In today's world, you can treat a dog for depression. You can give a cat a CAT scan. Pet clinics are buying used MRI machines from traditional hospitals. There's even underwater therapy for cats and dogs to treat arthritis and injury.

But the more advanced procedures and increased diagnostics also are also bumping up bills.

Consumer spending on veterinary care rose from $4.9 billion in 1991 to $35 billion in 2015, according to Bloomberg -- more than triple the rate of inflation. (The AVMA did not respond to an NBC News request for comment).

No Expense Spared

It seems pet owners will pay almost any price for the best care for their beloved animal friends. According to the organization's press release, "AVMA research has not found evidence of price sensitivity among most pet owners."

No wonder big money is moving in.

But with consolidation comes controversy. Prior to Mars' acquisition, complaints had racked up online against individual Banfield hospitals, accusing them of upselling and poor care.

So we decided to see for ourselves.

A Visit to the Vet

NBC News' Jo Ling Kent followed Ileah Branning and her dog Finley, a chocolate red nosed pit-bull, on two price comparison visits. NBC News covered the costs of their visits.

One was to the independently run McGee Street Animal Hospital in Norman, Oklahoma. The other was to a Banfield clinic inside a nearby PetSmart. (Note that prices can vary depending on the type of veterinary facility and by region, and the two we found aren't necessarily representative of the entire industry).

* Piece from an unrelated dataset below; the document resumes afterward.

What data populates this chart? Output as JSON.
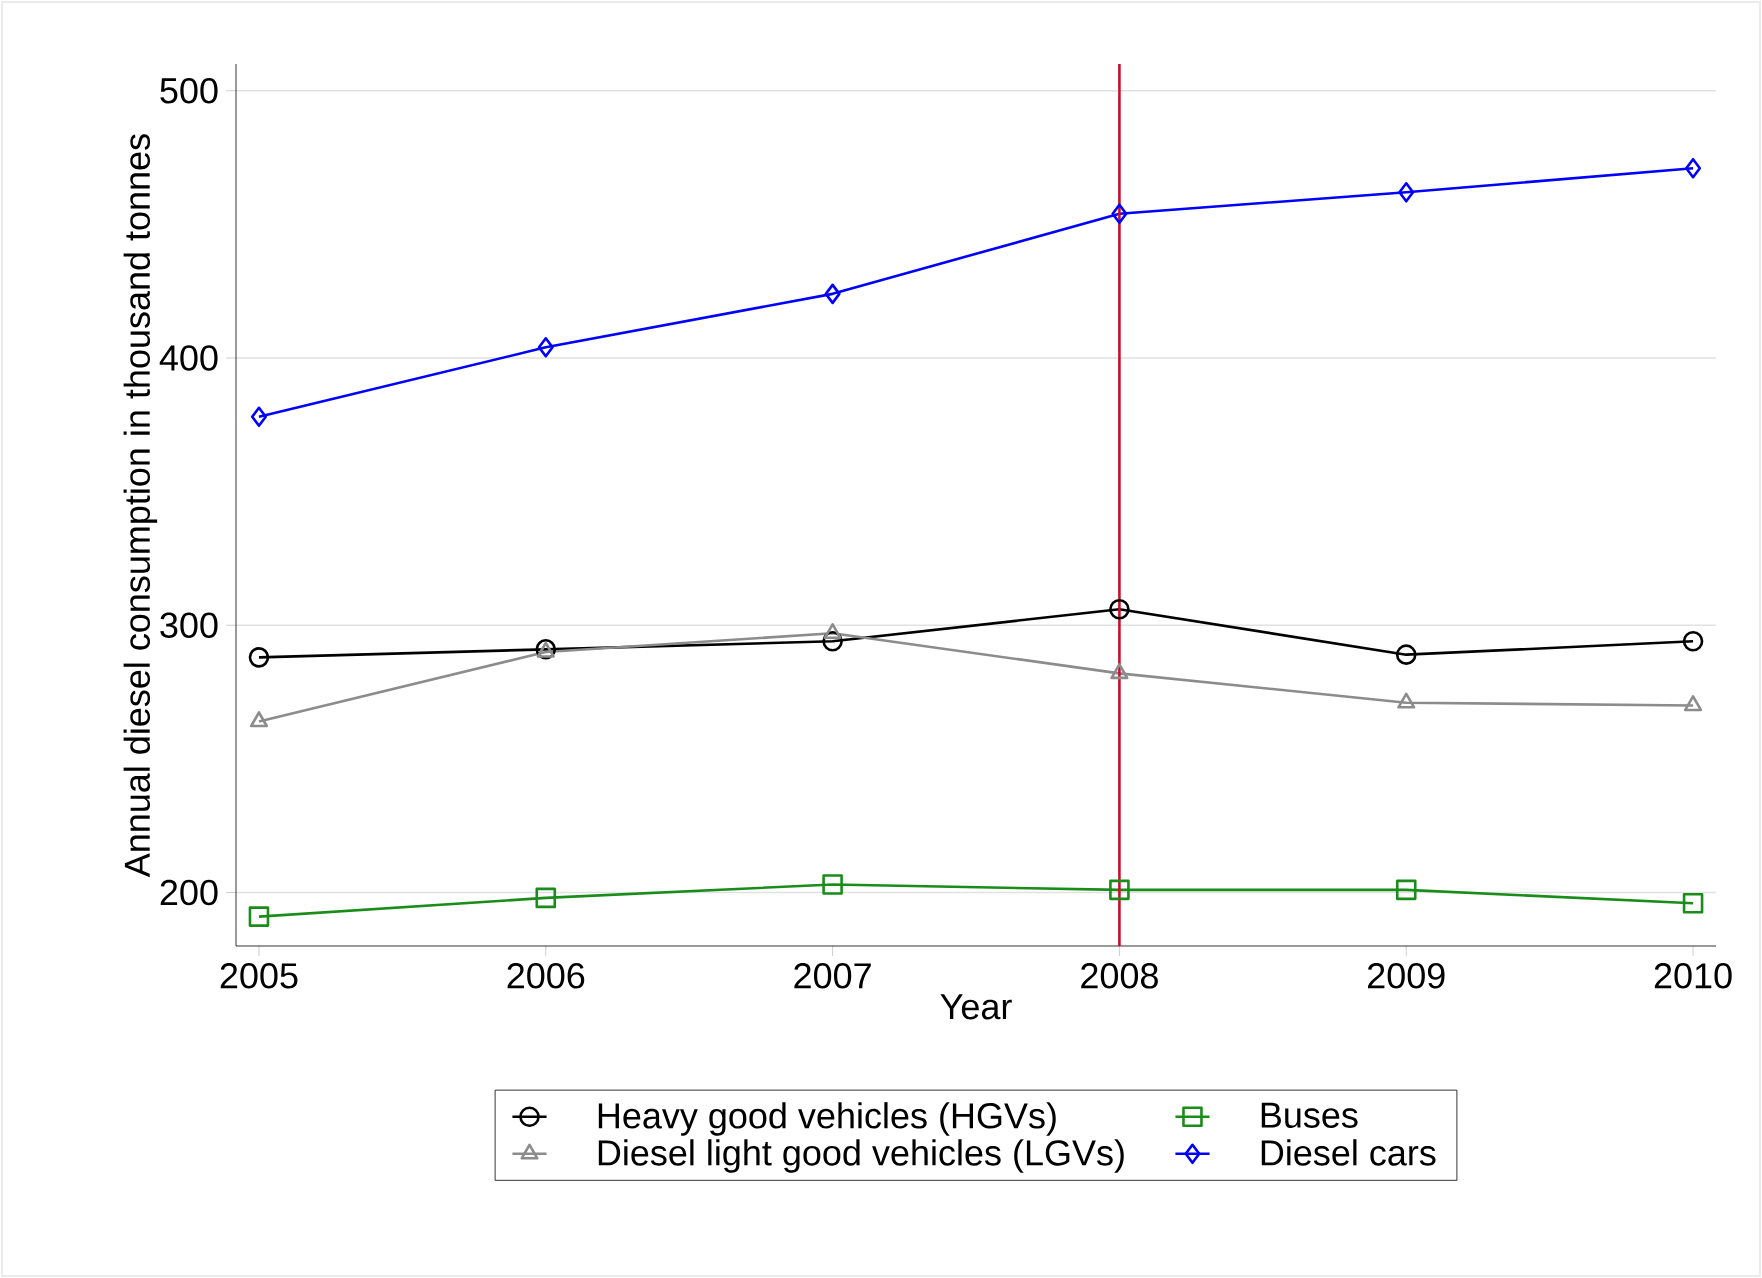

The vets at McGee Street suggested Finley get an annual exam plus several vaccines, including rabies, heartworm, and lepto for a total of $153.

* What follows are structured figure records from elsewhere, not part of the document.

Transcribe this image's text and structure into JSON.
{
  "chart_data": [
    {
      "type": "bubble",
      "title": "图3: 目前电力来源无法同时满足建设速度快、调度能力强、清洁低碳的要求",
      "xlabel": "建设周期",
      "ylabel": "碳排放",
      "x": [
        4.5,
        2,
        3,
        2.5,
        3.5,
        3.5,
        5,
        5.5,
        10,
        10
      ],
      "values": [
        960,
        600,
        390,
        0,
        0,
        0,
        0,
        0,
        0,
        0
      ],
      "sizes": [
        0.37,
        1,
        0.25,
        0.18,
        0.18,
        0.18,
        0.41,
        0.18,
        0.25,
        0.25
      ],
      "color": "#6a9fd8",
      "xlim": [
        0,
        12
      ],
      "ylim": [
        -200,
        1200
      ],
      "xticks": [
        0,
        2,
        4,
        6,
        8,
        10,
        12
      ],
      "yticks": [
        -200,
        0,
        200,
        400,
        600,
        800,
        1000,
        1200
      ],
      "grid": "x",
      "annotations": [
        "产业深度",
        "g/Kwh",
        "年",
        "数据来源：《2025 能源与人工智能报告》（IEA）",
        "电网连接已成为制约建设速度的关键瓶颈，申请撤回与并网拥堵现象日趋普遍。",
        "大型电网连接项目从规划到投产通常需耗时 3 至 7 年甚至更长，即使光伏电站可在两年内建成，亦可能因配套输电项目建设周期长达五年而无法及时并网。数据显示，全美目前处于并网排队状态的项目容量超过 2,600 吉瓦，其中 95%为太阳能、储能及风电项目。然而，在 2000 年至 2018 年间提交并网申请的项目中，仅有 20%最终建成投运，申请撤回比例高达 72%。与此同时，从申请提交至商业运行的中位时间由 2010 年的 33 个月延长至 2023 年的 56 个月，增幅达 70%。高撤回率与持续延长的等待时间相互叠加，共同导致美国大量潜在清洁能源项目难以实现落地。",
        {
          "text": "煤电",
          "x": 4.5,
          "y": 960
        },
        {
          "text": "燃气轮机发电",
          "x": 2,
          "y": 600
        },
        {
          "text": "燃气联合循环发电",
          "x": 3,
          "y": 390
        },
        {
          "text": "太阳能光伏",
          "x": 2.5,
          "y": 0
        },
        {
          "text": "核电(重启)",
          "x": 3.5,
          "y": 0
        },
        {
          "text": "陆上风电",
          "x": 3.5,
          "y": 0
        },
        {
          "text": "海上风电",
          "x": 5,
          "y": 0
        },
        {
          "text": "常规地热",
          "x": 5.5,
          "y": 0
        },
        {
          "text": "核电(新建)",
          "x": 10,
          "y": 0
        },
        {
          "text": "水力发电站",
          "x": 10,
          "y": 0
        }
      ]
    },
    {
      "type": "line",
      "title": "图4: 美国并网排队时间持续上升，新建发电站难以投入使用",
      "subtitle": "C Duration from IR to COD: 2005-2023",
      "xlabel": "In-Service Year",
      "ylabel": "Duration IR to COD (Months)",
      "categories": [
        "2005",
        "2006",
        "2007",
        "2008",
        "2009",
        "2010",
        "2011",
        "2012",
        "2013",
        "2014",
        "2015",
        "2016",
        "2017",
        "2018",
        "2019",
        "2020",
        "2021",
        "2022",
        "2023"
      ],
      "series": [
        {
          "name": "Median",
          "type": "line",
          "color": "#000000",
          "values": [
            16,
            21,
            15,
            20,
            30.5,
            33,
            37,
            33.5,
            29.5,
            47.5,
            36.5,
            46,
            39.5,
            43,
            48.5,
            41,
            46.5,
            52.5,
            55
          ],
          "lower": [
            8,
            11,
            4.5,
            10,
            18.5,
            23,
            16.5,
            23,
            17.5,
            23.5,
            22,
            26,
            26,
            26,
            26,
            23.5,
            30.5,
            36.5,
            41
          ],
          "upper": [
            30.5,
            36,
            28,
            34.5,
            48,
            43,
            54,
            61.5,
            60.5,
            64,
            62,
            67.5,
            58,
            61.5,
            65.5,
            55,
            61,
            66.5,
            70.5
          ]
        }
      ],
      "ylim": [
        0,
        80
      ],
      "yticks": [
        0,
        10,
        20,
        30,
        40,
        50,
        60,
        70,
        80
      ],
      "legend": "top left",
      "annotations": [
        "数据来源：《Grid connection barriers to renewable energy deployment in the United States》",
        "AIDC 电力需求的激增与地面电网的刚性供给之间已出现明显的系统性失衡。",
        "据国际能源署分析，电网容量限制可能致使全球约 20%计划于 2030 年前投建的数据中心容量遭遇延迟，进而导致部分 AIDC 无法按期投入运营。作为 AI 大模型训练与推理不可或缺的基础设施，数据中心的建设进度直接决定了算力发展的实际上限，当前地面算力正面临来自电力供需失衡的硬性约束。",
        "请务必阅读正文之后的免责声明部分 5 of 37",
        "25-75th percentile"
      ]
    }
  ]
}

"They just explained everything, gave me price sheets and did not make me feel obligated at all today," said Branning.

Next up, the clinic inside PetSmart.

They recommended Branning should sign up for a $300 yearly subscription program that includes vaccines, unlimited office visits, extra bloodwork and a 10-20 percent discount at Banfield services not included in the plan.

"They were pushing a lot for getting vaccinations today," said Branning.

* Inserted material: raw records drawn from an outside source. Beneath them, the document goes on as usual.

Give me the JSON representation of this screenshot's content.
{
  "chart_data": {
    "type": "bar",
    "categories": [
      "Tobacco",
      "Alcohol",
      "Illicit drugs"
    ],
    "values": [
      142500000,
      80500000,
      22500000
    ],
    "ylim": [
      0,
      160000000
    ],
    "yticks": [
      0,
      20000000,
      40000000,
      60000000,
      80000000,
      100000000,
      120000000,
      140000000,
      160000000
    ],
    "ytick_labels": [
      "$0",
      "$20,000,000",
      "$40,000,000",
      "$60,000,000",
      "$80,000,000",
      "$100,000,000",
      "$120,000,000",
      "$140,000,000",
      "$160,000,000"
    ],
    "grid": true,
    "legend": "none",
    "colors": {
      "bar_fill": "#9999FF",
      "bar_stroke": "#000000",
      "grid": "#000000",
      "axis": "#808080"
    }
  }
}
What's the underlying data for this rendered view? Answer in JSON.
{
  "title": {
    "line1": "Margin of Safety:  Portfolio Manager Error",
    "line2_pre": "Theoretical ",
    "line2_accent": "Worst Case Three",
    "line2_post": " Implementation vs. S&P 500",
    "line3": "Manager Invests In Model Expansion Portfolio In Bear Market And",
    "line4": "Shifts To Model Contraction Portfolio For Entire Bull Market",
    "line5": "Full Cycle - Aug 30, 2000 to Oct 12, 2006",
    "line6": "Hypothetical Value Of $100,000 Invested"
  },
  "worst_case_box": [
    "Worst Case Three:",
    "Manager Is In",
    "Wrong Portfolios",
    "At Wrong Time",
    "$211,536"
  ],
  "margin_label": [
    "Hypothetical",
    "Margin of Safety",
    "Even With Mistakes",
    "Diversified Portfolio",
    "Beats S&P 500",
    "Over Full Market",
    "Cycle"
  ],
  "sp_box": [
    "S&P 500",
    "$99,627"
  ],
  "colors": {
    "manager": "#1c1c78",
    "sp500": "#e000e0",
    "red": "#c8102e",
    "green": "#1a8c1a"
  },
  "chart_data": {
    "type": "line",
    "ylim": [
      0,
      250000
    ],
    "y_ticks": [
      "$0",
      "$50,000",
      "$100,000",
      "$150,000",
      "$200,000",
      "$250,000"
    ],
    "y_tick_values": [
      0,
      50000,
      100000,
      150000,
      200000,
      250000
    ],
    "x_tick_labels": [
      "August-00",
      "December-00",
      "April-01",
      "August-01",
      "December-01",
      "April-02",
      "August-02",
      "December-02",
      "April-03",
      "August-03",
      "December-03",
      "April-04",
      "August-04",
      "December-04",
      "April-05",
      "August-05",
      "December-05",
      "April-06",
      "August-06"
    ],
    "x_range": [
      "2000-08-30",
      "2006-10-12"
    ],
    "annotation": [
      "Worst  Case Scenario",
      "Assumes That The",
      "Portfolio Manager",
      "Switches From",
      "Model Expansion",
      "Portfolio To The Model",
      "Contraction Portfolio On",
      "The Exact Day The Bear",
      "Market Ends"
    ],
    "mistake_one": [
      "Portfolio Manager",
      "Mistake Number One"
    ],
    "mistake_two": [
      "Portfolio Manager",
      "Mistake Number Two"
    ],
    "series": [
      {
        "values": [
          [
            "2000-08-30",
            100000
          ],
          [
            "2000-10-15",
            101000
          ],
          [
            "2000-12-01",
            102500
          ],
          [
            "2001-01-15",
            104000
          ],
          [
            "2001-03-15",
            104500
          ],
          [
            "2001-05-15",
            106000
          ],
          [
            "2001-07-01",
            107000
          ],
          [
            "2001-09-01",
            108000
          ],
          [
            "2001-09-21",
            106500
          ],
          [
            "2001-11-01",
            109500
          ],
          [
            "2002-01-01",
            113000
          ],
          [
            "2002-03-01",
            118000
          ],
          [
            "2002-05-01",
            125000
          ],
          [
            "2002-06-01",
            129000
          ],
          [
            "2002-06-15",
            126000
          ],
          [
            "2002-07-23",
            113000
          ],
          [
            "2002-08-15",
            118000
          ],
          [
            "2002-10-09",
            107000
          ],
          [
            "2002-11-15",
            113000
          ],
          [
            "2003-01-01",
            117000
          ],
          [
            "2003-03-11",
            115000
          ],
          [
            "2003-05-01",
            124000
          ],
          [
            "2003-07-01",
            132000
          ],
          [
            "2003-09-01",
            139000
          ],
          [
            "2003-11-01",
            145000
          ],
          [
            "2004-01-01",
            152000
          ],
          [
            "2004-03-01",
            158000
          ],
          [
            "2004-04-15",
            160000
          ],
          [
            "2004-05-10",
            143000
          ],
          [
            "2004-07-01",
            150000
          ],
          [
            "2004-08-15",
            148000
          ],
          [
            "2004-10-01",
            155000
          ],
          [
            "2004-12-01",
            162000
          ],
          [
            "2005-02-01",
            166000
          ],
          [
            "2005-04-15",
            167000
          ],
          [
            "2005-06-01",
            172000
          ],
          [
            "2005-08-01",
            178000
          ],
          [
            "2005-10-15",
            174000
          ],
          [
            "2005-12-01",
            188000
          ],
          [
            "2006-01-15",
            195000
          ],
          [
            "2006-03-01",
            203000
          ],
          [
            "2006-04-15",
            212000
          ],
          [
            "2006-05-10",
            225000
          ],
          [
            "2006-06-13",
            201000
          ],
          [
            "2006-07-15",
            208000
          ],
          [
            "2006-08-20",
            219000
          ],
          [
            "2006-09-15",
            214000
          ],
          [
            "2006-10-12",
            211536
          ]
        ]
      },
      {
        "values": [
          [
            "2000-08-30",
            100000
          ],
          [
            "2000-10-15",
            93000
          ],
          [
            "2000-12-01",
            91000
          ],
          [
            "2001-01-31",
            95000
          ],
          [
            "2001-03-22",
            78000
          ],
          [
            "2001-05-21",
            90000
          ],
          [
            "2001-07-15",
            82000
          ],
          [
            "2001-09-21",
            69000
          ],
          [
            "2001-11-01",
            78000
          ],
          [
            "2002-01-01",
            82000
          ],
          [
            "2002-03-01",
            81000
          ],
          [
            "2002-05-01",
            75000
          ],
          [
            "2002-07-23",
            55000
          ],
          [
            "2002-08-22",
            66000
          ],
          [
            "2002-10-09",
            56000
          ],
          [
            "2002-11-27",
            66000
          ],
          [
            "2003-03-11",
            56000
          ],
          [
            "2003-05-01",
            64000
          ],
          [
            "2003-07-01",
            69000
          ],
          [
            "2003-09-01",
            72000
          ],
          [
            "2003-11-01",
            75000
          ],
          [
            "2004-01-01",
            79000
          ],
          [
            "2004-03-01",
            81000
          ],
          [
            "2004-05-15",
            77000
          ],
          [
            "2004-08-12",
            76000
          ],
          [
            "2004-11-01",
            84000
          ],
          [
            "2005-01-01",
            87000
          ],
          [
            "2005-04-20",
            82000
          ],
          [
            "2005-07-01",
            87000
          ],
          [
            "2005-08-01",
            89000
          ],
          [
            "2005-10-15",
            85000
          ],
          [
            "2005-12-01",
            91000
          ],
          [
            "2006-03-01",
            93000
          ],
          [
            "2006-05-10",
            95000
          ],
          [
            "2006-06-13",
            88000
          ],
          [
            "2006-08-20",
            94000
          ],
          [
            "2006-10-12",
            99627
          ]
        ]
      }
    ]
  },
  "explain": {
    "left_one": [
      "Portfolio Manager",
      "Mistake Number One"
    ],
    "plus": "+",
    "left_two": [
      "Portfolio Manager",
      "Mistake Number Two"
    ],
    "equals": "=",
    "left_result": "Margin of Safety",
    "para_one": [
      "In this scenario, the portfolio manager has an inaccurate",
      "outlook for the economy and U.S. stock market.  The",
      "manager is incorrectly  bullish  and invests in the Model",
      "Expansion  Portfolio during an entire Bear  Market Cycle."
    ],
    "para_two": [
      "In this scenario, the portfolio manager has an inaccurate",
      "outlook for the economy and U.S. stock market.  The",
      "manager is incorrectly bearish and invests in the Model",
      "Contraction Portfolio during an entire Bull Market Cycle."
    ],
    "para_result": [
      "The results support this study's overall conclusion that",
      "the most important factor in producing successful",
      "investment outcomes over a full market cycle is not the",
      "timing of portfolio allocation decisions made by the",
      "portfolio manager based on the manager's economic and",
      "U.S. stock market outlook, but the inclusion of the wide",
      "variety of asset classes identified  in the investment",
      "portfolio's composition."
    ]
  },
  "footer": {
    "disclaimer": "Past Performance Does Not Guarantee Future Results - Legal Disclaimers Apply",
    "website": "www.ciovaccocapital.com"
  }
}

The price for a spaying was also higher at PetSmart: $435. The local vet? $380.

In a statement, Banfield said its spay and neuter pricing includes the cost of additional diagnostics which are "in alignment with professional organization guidelines and standards," and "mitigate the risk of surgical and anesthetic complications."

"We deeply believe preventive care is critical to the health of a pet," said the company of its wellness plans program, calling it "an affordable and accessible option for pet owners."

When asked about the price difference we saw, Logan Jordan, an expert in veterinary management at Purdue University, said, "One reason they might be more expensive is [they might have protocols in place to] require more testing, and maybe even tests that would be too difficult for a smaller practice to perform."

"You have choice and you can decline tests and ask questions about those tests," he added.

Tips for Selecting a Vet

It's all about picking the right place for your pet. Experts recommend following these tips:

1. Pick a place in this order of criteria: recommendations from friends and family, online reviews, license searches on the state board website, and emergency services offered. Lastly, price.

2. Make sure you're comparing the same kind of facilities. A vet office in operation for 35 years isn't the same as a new practice which might offer more services and hours, but also cost more.

3. Know that recurring "wellness plans" can be more expensive in the long run than as-needed services. Weigh the costs and benefits.

The key is do your research ahead of time -- before your animal friend needs care.

"The worst time to make a decision is when you're in an emotional state and not thinking clearly and are eager to do whatever it takes to save the life of your animal and keep it healthy," said Chris Green, executive director of the Animal Law & Policy Program at Harvard Law School.